The interesting contribution of leisure is that the meaningful experiences that can occur through leisure activities can help punctuate particularly relevant moments in that personal narrative (i.e. particularly fondly remembered holidays from one’s youth, that event where the atmosphere was so special and romantic that one was in exactly the right mood to meet a life partner, etc). Vice versa, the right kind of leisure context can frame expectations, can stimulate the right kind of openness in participants, to transform their views, ideas or even values. The Red Head Days example above already reveals some of this effect. This reframing effect more generally, of course, is what charity events tend to do: to use the eventfulness of a (leisure) activity to get people into a festive and receptive mood, and specific narrative frames in the content of the event (the specific activities, stories, use of media, experiences offered to the visitors), to get people to believe or do something other than what they would intuitively be disposed to do. The deeper dynamics of this application of leisure will be the subject of Chapter 9.

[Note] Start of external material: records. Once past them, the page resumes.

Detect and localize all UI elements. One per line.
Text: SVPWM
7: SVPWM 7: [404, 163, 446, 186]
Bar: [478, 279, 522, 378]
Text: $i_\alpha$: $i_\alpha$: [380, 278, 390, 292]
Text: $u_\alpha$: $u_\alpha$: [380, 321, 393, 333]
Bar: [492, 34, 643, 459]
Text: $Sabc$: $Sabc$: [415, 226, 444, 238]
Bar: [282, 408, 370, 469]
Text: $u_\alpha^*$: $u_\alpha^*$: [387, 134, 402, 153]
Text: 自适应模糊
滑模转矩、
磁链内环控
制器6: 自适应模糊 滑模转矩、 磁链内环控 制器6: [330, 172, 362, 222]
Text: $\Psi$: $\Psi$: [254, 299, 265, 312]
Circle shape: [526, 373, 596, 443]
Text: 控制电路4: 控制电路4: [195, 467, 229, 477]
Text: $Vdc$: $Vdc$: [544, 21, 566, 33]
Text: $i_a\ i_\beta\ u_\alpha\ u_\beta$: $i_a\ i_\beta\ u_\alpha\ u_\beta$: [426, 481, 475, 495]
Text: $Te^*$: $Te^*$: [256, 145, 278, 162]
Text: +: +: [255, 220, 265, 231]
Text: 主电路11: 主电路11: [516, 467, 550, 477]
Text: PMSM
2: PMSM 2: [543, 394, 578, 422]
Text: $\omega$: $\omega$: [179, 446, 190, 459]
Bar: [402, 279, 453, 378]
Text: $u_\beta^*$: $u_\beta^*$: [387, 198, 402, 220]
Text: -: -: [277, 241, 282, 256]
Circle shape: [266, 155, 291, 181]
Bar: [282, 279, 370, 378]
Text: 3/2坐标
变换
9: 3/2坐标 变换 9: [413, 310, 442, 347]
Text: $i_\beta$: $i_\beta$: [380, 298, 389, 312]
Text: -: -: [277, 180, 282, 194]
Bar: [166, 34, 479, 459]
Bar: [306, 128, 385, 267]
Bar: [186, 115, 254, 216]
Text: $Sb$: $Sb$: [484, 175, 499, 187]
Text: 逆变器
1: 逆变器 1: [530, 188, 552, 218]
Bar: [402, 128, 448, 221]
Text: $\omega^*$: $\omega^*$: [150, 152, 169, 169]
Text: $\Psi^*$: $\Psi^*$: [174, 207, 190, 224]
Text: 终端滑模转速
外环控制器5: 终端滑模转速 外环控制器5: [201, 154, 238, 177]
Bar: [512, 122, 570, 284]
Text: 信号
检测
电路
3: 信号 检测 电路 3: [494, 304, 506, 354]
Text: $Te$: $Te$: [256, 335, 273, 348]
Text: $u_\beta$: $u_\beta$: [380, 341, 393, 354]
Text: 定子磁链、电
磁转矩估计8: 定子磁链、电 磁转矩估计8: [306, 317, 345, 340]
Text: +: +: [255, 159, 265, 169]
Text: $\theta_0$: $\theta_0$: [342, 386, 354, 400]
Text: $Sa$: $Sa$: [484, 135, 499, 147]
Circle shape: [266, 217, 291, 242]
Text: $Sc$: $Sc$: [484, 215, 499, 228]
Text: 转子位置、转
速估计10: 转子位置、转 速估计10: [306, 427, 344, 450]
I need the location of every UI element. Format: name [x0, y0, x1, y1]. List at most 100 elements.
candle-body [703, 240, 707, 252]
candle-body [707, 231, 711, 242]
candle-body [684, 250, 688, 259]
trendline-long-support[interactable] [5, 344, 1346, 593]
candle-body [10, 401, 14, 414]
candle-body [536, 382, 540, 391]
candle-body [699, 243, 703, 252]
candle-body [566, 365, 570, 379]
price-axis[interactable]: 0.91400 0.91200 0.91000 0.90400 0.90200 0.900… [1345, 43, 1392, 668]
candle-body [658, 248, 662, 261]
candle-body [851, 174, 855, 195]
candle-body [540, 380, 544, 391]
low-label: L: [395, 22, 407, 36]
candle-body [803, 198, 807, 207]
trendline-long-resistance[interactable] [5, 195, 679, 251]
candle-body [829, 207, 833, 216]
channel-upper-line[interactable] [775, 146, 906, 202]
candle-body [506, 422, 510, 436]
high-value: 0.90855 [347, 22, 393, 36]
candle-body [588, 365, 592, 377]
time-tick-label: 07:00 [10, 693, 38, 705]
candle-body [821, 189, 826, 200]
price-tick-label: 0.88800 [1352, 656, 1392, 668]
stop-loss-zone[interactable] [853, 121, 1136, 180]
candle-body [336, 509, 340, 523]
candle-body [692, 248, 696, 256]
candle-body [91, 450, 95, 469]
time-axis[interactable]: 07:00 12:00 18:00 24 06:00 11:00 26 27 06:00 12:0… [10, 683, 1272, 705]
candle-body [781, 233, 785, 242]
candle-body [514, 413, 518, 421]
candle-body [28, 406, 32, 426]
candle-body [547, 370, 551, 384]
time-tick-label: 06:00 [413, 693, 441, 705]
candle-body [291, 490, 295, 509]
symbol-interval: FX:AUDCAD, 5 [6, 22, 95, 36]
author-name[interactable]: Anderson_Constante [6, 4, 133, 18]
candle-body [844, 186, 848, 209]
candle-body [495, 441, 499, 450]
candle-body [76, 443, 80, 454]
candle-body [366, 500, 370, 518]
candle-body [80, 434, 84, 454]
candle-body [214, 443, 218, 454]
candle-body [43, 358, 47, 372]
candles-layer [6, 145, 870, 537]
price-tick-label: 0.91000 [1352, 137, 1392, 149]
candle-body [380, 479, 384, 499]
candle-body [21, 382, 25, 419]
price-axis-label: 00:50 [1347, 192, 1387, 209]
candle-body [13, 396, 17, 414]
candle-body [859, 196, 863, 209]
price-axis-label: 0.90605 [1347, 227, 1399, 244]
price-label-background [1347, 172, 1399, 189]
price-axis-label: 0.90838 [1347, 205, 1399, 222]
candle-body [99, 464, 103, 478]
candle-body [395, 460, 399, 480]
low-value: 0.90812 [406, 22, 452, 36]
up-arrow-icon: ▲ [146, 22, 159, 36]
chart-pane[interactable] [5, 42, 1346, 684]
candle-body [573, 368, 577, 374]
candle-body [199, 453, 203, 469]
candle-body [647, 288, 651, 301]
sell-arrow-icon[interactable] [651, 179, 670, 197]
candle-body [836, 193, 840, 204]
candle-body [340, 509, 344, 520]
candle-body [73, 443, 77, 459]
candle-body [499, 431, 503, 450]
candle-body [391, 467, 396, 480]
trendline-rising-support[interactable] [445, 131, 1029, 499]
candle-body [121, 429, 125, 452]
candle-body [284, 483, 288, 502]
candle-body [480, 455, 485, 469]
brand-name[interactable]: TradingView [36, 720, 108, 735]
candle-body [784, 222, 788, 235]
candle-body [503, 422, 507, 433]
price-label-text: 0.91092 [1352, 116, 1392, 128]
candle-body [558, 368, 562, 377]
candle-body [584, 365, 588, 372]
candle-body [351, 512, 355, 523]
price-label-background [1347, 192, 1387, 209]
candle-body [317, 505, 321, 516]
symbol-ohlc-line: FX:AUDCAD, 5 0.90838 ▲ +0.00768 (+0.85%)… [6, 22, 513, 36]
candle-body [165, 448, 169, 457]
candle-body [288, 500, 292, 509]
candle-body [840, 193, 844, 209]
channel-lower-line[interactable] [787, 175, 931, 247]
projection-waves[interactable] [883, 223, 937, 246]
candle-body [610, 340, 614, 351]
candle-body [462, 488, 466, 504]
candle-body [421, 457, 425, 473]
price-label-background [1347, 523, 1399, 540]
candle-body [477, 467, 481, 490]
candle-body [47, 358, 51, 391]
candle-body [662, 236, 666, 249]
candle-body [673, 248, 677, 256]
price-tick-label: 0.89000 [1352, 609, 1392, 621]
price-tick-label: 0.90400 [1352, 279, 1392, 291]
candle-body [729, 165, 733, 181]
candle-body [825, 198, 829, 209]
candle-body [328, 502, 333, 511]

The Red Head Day example demonstrates that if one can change the story, one might be able to influence people’s behaviour. This is where leisure has powerful potential. Recall that Chapter 2 highlighted the importance of play. Play was conceptualised as a way of creating ambiguity, of (metaphorically) introducing potential energy into the system: the unbalance, in the form of the playful, unexpected event or occurrence, will want to correct itself and thus creates movement – it forces the system (an individual or a group of people) to travel, to change, to do something. If during a performance the artist presents the audience with something exciting and unexpected, it will elicit a reaction from the crowd.

Play plus narrativity is an important resource for the leisure producer (e.g. a musician, author or event organiser): using storytelling, i.e. presenting ideas and experiences in a narratively coherent, meaningful and/or effective fashion, can be used to create this unexpected presentation. The audience can then complement this presentation with their own contributions to the shared story: in creating, in line with the narrative character of personal identity, a path from the destabilised state towards a normalised state that ‘makes personal sense’, i.e. fits in with one’s own life story in a natural way. In these complementary experiences, this interaction of audience and performer, of leisure organiser and visitor, of art consumer and artist, powerful shifts in life stories can occur. This will be the focus of Chapters 8 and 9.